Dept. of Revenue Provides Timeline of Security Breach

This timeline provided by the South Carolina Department of Revenue details the process and procedures the Department of Revenue and the South Carolina Division of Information Technology have taken since a cyber attack on Oct. 10.

October 10:

• The SC Department of Revenue was informed by the South Carolina Division of Information Technology (DSIT) of a potential cyber attack involving the personal information of taxpayers.
• DOR worked with DSIT throughout the day to determine what may have happened and what steps needed to be taken immediately to deal with the situation.
• DOR consulted with state and federal law enforcement agencies for guidance.
• Law enforcement recommended several steps to be taken, including consulting the nation’s top cyber security firms.
• DOR assessed the top 3 recommendations from law enforcement and contacted Mandiant of Alexandria, VA.
• DOR contacted the Governor’s office.
• SLED Chief Keel briefed Governor Haley.

October 11:

• DOR met with the Governor’s office in the morning to give her a full briefing, including laying out our 4-pronged approach:

• Contract with Mandiant, which we signed on October 12 with the approval of the Governor, to find and fix the leak;
• Conduct an internal investigation of all outside contractors and certain employees to see if they have been involved with any security breaches;
• Develop of a public notification plan;
• Institute additional protection tools on our system.

• DSIT began monitoring DOR and its main servers to detect any unauthorized intrusions.
• DOR made the decision that if DSIT or DOR identified any unusual exfiltrations of data, the system impacted would be shut down immediately.

October 12:

• DOR signed a contract with Mandiant.
• Mandiant began working on plans to send surveillance and monitoring tools to be installed at DOR in SC.

October 15:

• DOR worked with Mandiant to begin installing surveillance and monitoring equipment which was completely in place within 48 hours.
• DOR began daily status update calls with complete team, including representatives from law enforcement, DSIT, DOR, Mandiant- the first call was planning session.

October 16:

• Mandiant began deploying a monitoring agent on every computer workstation throughout DOR, a process was completed by October 20.
• By the daily status call on Oct. 16, Mandiant was able to confirm that an unknown hacker or hackers probed the system in early September.

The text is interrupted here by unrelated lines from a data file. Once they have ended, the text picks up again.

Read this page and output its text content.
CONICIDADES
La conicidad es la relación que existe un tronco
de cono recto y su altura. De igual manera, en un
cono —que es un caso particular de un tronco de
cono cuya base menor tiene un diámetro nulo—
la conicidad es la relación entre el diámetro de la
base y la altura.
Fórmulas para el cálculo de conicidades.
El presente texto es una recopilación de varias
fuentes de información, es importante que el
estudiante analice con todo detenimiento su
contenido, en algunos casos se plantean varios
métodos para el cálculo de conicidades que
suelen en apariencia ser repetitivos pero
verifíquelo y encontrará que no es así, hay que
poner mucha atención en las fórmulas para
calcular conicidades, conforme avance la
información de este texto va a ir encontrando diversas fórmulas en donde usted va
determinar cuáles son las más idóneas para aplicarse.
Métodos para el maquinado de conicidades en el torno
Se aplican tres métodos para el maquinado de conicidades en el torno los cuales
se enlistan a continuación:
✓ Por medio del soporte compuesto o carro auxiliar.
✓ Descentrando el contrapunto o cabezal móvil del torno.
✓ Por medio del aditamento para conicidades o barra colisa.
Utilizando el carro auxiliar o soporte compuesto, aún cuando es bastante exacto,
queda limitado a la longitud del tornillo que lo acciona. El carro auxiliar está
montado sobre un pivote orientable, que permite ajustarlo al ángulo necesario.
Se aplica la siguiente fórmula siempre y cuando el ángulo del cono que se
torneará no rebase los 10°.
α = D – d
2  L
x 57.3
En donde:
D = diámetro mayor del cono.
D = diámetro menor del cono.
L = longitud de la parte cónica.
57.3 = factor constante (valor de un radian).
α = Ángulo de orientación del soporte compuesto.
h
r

We also learned that in mid-September, two other intrusions occurred, and to the best of our knowledge, the hacker obtained data for the first time.

October 18:

• Daily team status meetings were held and systems were continuously monitored.

October 19:

• Mandiant sent a four member team to begin the on-site investigation at DOR.
• DOR is still managing day-to-day business of state of SC while managing this major issue.
• DOR contacted South Carolina law firm, Nelson Mullins, about getting assistance with breach management.

October 20:

• The “hole” was closed and system was secured, to the best of our current knowledge.

October 21-25:

• We continued to monitor the system to make sure no more data was compromised.
• The number of records breached requires an unprecedented, large-scale response by the Department of Revenue, the State of South Carolina and all our citizens.
• We confirmed that NO public funds were accessed or put at risk as those servers are completely separate from those that were breached. However, approximately 3.6 million Social Security numbers may be affected. Approximately 387,000 credit card numbers were in the materials that were taken, but approximately 371,000 are protected by strong encryption deemed sufficient under the demanding credit card industry standards to protect the data and cardholders, and the others are dated from before 2003.